Terrorism: All three sides of the coin

By Michael Lashley

How do we treat with terrorism? Can it be effectively managed and reduced to a minimum? Whose “fault” is it? How did we become the target of terrorist acts?

Whenever there is a conflict, there are generally three sides to the story: my side, your side and the truth.

The truth is often a selective combination of some elements of my account of the “facts”, some elements of your account and some other elements that neither of us may have included in our account.

Terrorism is a vicious form of attack in that it uses threats and acts of physical violence to inflict on us an even more powerful form of violence. It instils thedeathly fear of further attacks that may occur at any time and in any place. They may affect any randomly selected victims, including us, our loved ones and any members of our society.

Terrorism is therefore essentially the policy and practice of psychological violence on the part of “terrorists”, seeking to launch a revolt and a counter-attack against an “enemy” who is perceived to be the cause of an injustice, a collaborator in the injustice, a beneficiary of the injustice or a person / group that is indifferent to the injustice.

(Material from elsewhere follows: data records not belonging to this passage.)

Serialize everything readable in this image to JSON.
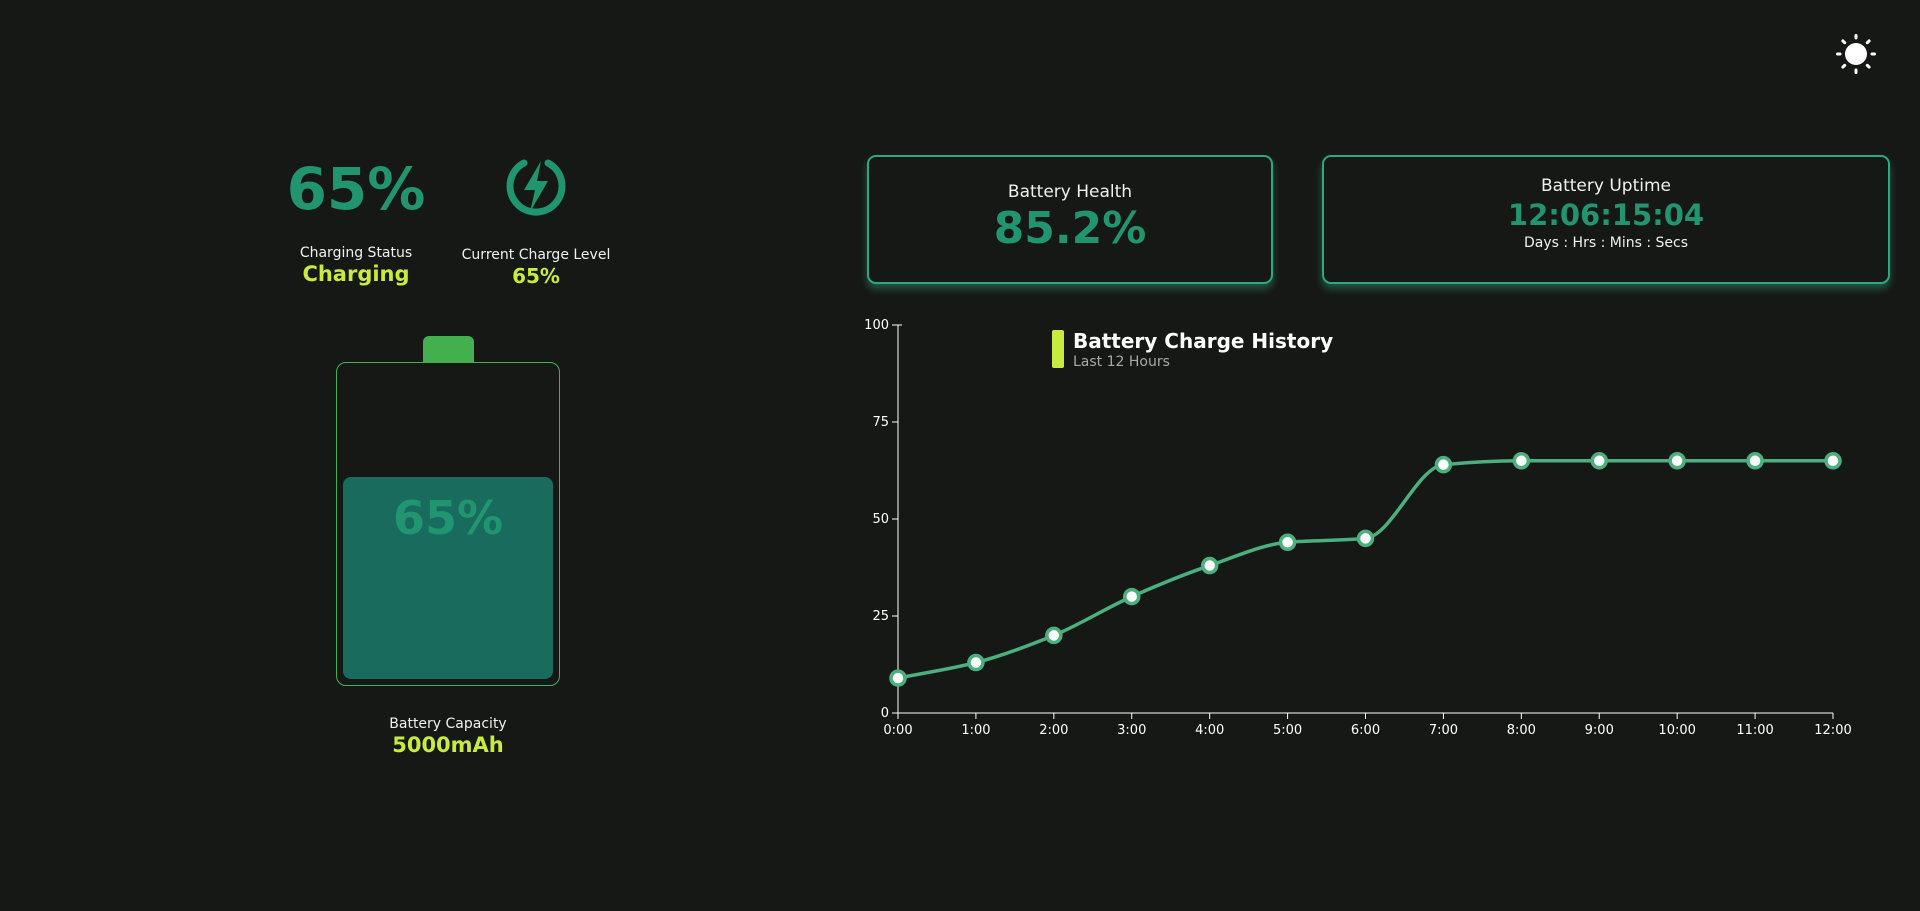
{
  "left_panel": {
    "percent_big": "65%",
    "charging_status_label": "Charging Status",
    "charging_status_value": "Charging",
    "charge_level_label": "Current Charge Level",
    "charge_level_value": "65%",
    "charge_level_fraction": 0.65,
    "battery_fill_text": "65%",
    "capacity_label": "Battery Capacity",
    "capacity_value": "5000mAh",
    "icons": {
      "charging": "lightning-bolt-icon",
      "theme": "sun-icon"
    }
  },
  "cards": {
    "health": {
      "title": "Battery Health",
      "value": "85.2%"
    },
    "uptime": {
      "title": "Battery Uptime",
      "value": "12:06:15:04",
      "subtitle": "Days : Hrs : Mins : Secs"
    }
  },
  "colors": {
    "background": "#161816",
    "accent_green": "#20956f",
    "line_green": "#4bb07d",
    "highlight_yellow": "#c9ec3c",
    "battery_green": "#43b04f",
    "battery_fill": "#196b5e"
  },
  "chart_data": {
    "type": "line",
    "title": "Battery Charge History",
    "subtitle": "Last 12 Hours",
    "xlabel": "",
    "ylabel": "",
    "categories": [
      "0:00",
      "1:00",
      "2:00",
      "3:00",
      "4:00",
      "5:00",
      "6:00",
      "7:00",
      "8:00",
      "9:00",
      "10:00",
      "11:00",
      "12:00"
    ],
    "values": [
      9,
      13,
      20,
      30,
      38,
      44,
      45,
      64,
      65,
      65,
      65,
      65,
      65
    ],
    "ylim": [
      0,
      100
    ],
    "yticks": [
      0,
      25,
      50,
      75,
      100
    ],
    "legend": "top-left",
    "grid": false
  }
}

The root causes of terrorism are neither religion nor culture nor ethnicity. No religion, culture or ethnicity is to be seen as evil, the demon or the devil. The demonization of Islam is just as irresponsible an attitude as the demonization of Christianity. It is a detestable fact that at one time or another, sometimes at the same time, Western societies have treated Jews, Arabs and Muslims as inferior, as worthy of being disliked, distrusted, and kept in check.

What are we to do?

The critical factor in dealing with terrorism is finding the right balance. Neither over-reacting nor under-reacting is effective. In fact, the major reason for such violent revolts against a country, a government or a system is our failure to understand and to act upon the root causes of terrorism: the sense on the part of the potential “terrorists” that grave injustices exist, are not being addressed, and are being inflicted without any hope for the liberation of the victims from the physical and mental sufferings inherent in the injustice.

Terrorism thrives on the feeling of victimhood. Terrorism is both a national and international reality. It sees itself as waging war against national and / or international injustice. The truth, whatever it may be, becomes irrelevant.

Right here in Canada, two recent experiences of terrorist attacks force us to recognize that we have now arrived at a turning-point. There were several incidents in recent years of “home-grown terrorism”, but these last two have grabbed our attention because they have targeted members of our security forces, members of our Parliament and most of all the sanctity of our democratic structures.

There can be no doubt that one attacker wanted us to get the message that he was attacking our Parliament Buildings in Ottawa because he rejects our claim to democratic values such as justice and equity. Some analysts argue that one of the principal threats to Canadian national security is the perception that Canada has given up its international status as a mediator and a promoter of peace and of the just and peaceful settlement of international conflicts.

We also recognize that in our country, grave and gross injustices have been committed against the aboriginal peoples and we continue to tolerate in the wider society chronic inequity, persistent poverty, unemployment, under-employment, and alienation of young people and new immigrants in the labor market.

Instead of limiting ourselves to the repression of violence, let us simultaneously focus on eliminating the causes of violence. Terrorism cannot thrive if we continue to strive for the elimination of injustice, inequity and marginalization, both at home in Canada and abroad.

But we cannot condone violence in any of its many forms. We must celebrate the patriotic duties performed by the two soldiers who were killed, the third soldier who was injured and indeed by all the members of our country’s security services. We support the tributes being paid to our heroic Sergeant-at-Arms of the House of Commons.